Des outsiders pourraient fournir des lignes directrices et travailler à mettre d’accord les acteurs régionaux parties prenantes dans le conflit. Des pressions doivent être exercées sur ces acteurs régionaux — principalement l’Égypte, les Émirats arabes unis, le Soudan, le Qatar et la Turquie — afin qu’ils cessent de soutenir financièrement et militairement leurs protégés respectifs et qu’ils respectent l’embargo onusien sur les armes pour la Libye. Une approche économique, chargée d’enrayer la chute alarmante des finances libyennes et l’accroissement de la crise humanitaire, serait le troisième volet d’une telle démarche. En bref, il faut agir sur plusieurs fronts. La Libye nécessite un processus de paix à plusieurs niveaux, avec pour principe que l’obtention d’une résolution rapide du conflit est illusoire.

Ceux qui ont cru que l’accord de décembre 2015 pourrait permettre la formation rapide d’un gouvernement d’unité internationalement reconnu ont été malavisés. La tentation de simplement reconnaître un gouvernement, même s’il ne peut pas mettre les pieds en Libye, et de lui faire formuler une demande officielle d’assistance étrangère est insensée ; un tel gouvernement serait aussitôt discrédité parmi les Libyens. Cela créerait davantage de nouveaux problèmes qu’on n’en pourrait résoudre.

L’importance des opérations secrètes

Une stratégie militaire efficace contre l’OEI, notamment dans la région de Syrte, exige la collaboration de milices actuellement rivales. Une démarche par le bas cherchant comment réaliser cette collaboration, établissant des canaux de communication et finalement un accord sur la chaîne de commandement, sinon sur un partage du travail, pourrait déboucher sur des résultats tangibles qui contribueraient non seulement à combattre l’OEI mais aussi à favoriser un accord politique global. Inversement, une approche par le haut où un pseudo-gouvernement d’unité nationale solliciterait l’aide extérieure sans savoir comment les forces de sécurité et les milices pourraient travailler ensemble accroitrait les divisions internes.

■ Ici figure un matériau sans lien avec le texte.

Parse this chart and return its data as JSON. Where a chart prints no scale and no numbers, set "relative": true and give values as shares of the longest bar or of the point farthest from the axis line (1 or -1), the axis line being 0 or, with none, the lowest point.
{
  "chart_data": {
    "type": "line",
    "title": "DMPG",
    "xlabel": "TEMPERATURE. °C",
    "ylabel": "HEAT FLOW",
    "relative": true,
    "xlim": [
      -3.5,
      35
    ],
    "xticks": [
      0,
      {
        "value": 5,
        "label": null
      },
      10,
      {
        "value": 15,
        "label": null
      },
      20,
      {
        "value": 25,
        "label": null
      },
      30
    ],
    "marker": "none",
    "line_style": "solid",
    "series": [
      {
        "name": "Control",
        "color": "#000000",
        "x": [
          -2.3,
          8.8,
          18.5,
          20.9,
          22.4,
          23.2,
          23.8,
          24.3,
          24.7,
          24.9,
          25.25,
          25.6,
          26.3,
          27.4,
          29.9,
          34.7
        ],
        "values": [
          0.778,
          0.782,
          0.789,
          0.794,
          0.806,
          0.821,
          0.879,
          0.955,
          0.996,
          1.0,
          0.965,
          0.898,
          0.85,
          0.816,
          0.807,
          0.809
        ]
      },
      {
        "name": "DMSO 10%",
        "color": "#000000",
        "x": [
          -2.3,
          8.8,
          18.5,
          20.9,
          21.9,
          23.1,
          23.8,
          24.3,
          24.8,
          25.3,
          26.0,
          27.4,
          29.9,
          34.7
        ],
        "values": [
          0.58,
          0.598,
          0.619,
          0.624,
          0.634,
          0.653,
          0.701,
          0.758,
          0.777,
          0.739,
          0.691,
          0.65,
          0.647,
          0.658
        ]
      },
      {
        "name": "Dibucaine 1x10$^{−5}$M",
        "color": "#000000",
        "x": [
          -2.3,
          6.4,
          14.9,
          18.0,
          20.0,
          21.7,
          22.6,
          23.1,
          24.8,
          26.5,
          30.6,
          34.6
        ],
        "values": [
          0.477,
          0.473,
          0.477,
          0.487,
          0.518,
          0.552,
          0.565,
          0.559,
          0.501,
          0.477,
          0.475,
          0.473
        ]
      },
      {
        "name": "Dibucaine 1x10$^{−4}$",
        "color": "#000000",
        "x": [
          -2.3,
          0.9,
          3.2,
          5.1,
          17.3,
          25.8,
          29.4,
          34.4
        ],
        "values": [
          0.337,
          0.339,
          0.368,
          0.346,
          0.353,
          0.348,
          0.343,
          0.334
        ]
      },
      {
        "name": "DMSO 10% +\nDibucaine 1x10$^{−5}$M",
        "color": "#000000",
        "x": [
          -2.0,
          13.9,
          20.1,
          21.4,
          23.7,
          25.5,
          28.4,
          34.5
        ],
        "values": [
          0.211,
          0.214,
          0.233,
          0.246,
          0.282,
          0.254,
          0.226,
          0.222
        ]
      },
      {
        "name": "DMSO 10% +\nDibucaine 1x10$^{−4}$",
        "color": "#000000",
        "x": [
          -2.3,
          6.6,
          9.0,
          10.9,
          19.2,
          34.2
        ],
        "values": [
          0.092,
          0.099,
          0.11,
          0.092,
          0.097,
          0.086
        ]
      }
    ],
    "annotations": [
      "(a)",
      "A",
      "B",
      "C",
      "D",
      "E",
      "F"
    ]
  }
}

Cela encouragerait en outre une compétition entre factions locales pour être vu comme le meilleur partenaire de l’Occident contre l’OEI. Une telle stratégie déboucherait probablement sur un recul de l’OEI, mais sans vraiment annihiler son expansion dans une Libye extrêmement chaotique et divisée.

Quelles autres options pour contrer l’avancée de l’OEI ? Dès lors que la perspective d’une intervention à grande échelle est fantaisiste, restent les opérations secrètes dans le style de ce qui a été fait en Libye depuis 2011, et la coordination d’une opération militaire avec les milices les plus géographiquement proches du bastion de l’OEI dans la région de Syrte. Prendre soin d’opérer militairement de façon aussi discrète et ciblée que possible, en même temps qu’accroître drastiquement les moyens consacrés à une démarche diplomatique « multicouches » visant à rétablir l’ordre dans le pays, c’est le mode d’action le plus raisonnable1.

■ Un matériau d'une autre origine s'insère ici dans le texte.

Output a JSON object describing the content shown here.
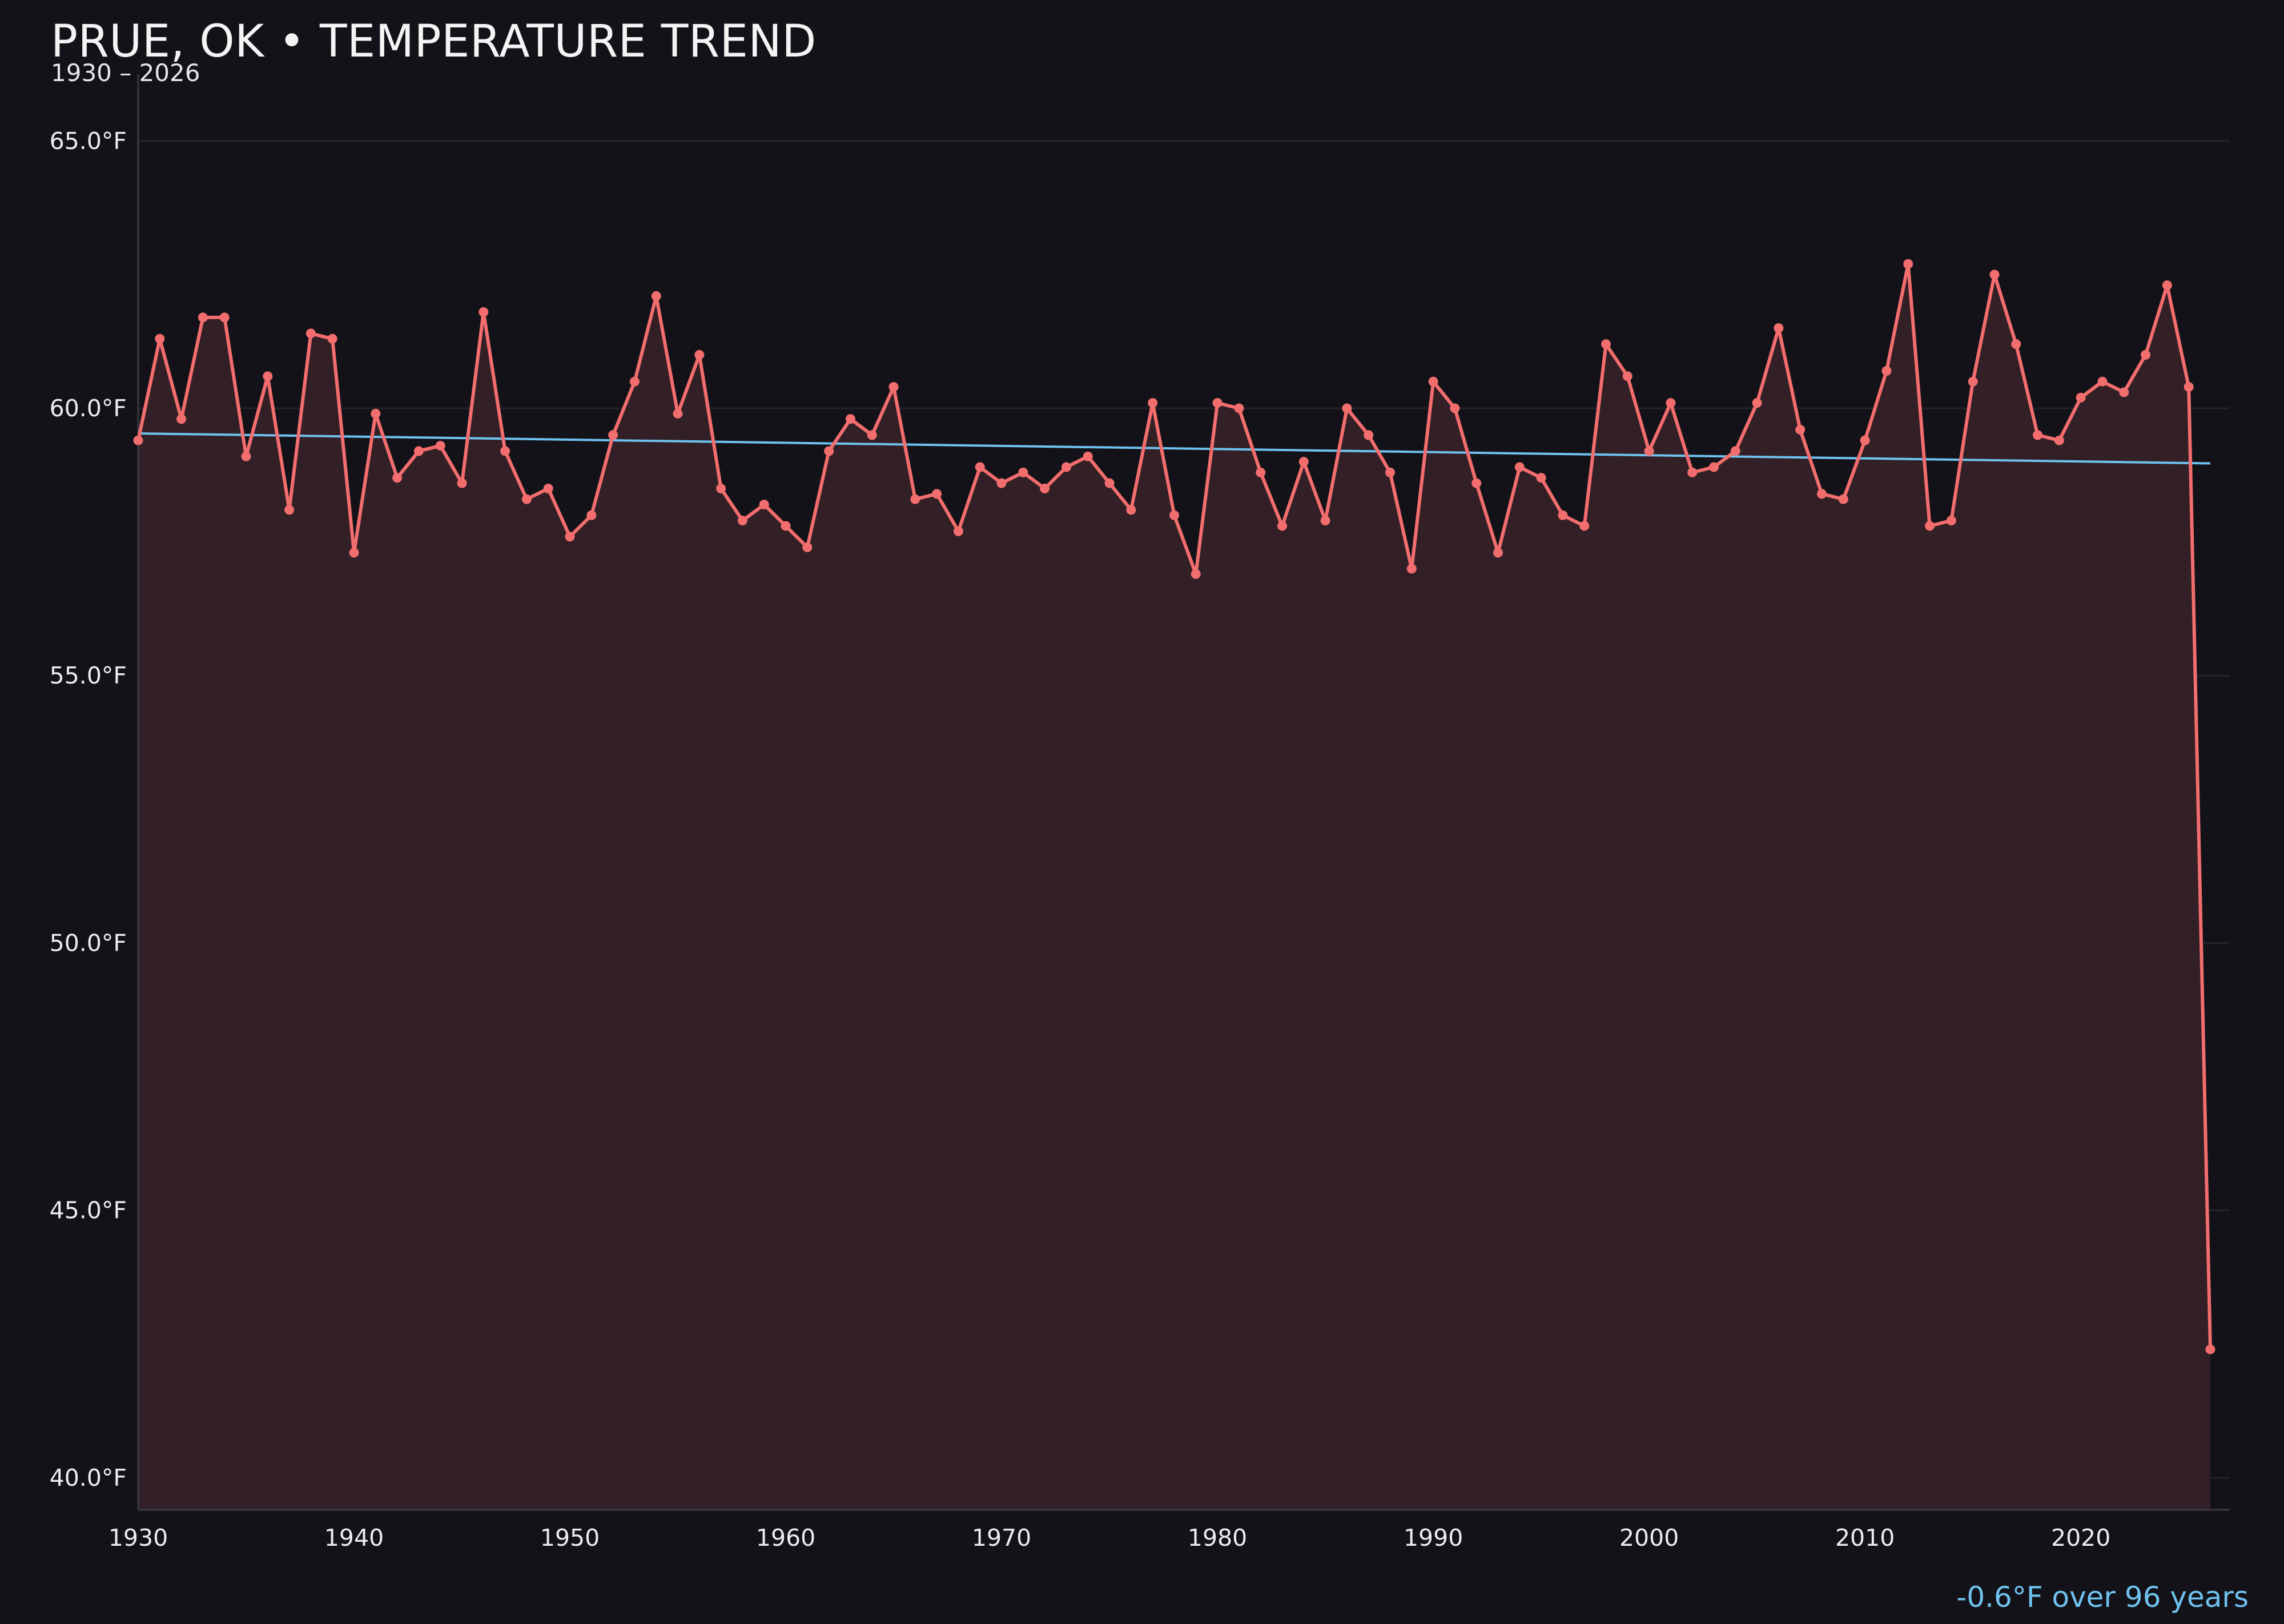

Il ne serait ni moralement, ni politiquement, ni stratégiquement correct de ne rien faire, ce serait une négligence criminelle. Mais ce serait encore plus téméraire de réagir de façon excessive, de sacrifier le travail laborieux d’un processus de paix complet en Libye sur l’autel du combat global contre le terrorisme. Et de récolter du chaos aggravé une organisation djihadiste encore plus puissante.

1Le quotidien Le Monde a révélé, le 24 février, que la France menait déjà des opérations secrètes en Libye.